Mais au moment où ils allaient quitter l’esplanade, un joli petit cochon, tout rose, accourut de toute la vitesse de ses petites pattes, agitant sa queue en tire-bouchon, poussant de petits grognements qui avaient l’air d’être des reproches.

Ce petit cochon était le favori du groupe dont faisait partie Nono ; lui-même l’avait en grande prédilection, lui ayant appris à danser et à faire quelques tours.

Mab l’embrassa sur son joli groin rose, lui disant :

— Nous t’avions oublié, mon pauvre Penmoch, nous allions partir sans te dire adieu.

Penmoch continuait à secouer son tire-bouchon et à grogner.

Hans le flatta de la main, en lui disant :

— Là, là, c’est bien. Vous êtes un joli cochon qui pensez à vos amis, mais il nous faut partir. Nous sommes pressés. Et les deux voyageurs se remirent en route après une dernière caresse. Penmoch leur emboîta le pas.

— Mais tu nous gênerais, nous ne pouvons pas t’emmener, répéta Hans, lorsqu’il le vit trottinant derrière eux. Et il voulut le renvoyer.

Penmoch protesta en grognant plus fort, et continua à suivre les deux émigrants.

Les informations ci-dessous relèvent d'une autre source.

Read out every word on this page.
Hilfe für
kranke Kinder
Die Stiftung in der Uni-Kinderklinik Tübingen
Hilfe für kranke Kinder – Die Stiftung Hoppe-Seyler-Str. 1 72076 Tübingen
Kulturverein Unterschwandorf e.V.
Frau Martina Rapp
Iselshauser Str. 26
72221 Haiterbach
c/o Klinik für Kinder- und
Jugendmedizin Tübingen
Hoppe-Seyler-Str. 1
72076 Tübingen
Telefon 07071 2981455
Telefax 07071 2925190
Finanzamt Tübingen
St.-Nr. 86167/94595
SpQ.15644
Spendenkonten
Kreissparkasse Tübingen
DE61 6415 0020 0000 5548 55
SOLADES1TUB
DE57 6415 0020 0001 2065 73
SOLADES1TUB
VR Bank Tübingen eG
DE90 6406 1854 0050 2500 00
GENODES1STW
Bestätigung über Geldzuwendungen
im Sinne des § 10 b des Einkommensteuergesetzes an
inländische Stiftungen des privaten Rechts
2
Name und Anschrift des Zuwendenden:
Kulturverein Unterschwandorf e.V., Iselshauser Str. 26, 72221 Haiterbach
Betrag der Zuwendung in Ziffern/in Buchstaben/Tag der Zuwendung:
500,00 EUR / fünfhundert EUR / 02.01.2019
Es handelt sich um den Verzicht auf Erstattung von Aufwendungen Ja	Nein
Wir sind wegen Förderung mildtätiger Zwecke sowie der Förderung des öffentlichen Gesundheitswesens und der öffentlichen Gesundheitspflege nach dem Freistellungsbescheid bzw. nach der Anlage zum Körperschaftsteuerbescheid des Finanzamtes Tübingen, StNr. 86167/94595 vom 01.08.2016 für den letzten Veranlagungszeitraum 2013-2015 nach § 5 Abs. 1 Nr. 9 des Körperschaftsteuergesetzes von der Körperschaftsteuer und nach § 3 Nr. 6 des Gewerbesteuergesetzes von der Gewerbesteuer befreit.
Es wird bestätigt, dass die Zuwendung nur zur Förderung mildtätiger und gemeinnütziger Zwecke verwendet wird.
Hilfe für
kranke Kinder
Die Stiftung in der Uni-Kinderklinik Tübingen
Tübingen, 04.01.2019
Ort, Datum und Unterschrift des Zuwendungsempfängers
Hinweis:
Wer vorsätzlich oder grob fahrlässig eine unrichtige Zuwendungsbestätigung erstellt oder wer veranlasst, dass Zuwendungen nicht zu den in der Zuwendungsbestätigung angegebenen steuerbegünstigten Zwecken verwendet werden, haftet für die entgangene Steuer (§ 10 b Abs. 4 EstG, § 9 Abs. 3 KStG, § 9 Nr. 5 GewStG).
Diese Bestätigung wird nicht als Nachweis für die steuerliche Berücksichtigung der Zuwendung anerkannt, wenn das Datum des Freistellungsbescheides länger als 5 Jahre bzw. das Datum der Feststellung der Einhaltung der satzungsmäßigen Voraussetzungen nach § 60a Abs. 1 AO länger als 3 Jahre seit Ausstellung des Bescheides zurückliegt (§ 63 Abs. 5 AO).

— Nous ne pouvons cependant pas l’emmener, fit Hans.

Mab réfléchissait.

— Mais qu’est-ce qu’il a donc, fit-elle tout d’un coup en se baissant ; et elle tira un petit paquet qui pendait à son cou.

Elle l’ouvrit, c’était un petit tablier brodé et un petit tricorne galonné que Nono lui mettait lorsqu’il lui faisait faire des tours.

— Je crois qu’il sait où nous allons, fit-elle gravement. Emmenons-le, il pourra nous être utile.

Et le cochon, se voyant accepté, gambada joyeusement à côté d’eux.

Après avoir quitté les jardins d’Autonomie, Hans, Mab et Penmoch s’engagèrent, dans les bois que quelques jours auparavant ils avaient parcourus si gaiement, et où Nono avait fait la si malencontreuse rencontre de Monnaïus.

Lorsqu’ils eurent fait une partie du chemin, se sentant fatigués, ils s’arrêtèrent dans une clairière, s’assirent à l'ombre d'un mûrier, tirèrent quelques provisions de leur bissac, et se mirent en devoir de déjeuner avec appétit. En route ils avaient fait provision de glands pour Penmoch.

Pour compléter son déjeuner, les châtaignes abondaient sur le sol.

Tout en mangeant, ils causèrent ; et de quoi pouvaient-ils causer, si ce n’est de ce qui les occupait le plus : leur cher Nono et les moyens de le retrouver.

Dans les branches du mûrier, une colonie de vers à soie, qu’ils n’avaient pas aperçue, les écoutait attentivement.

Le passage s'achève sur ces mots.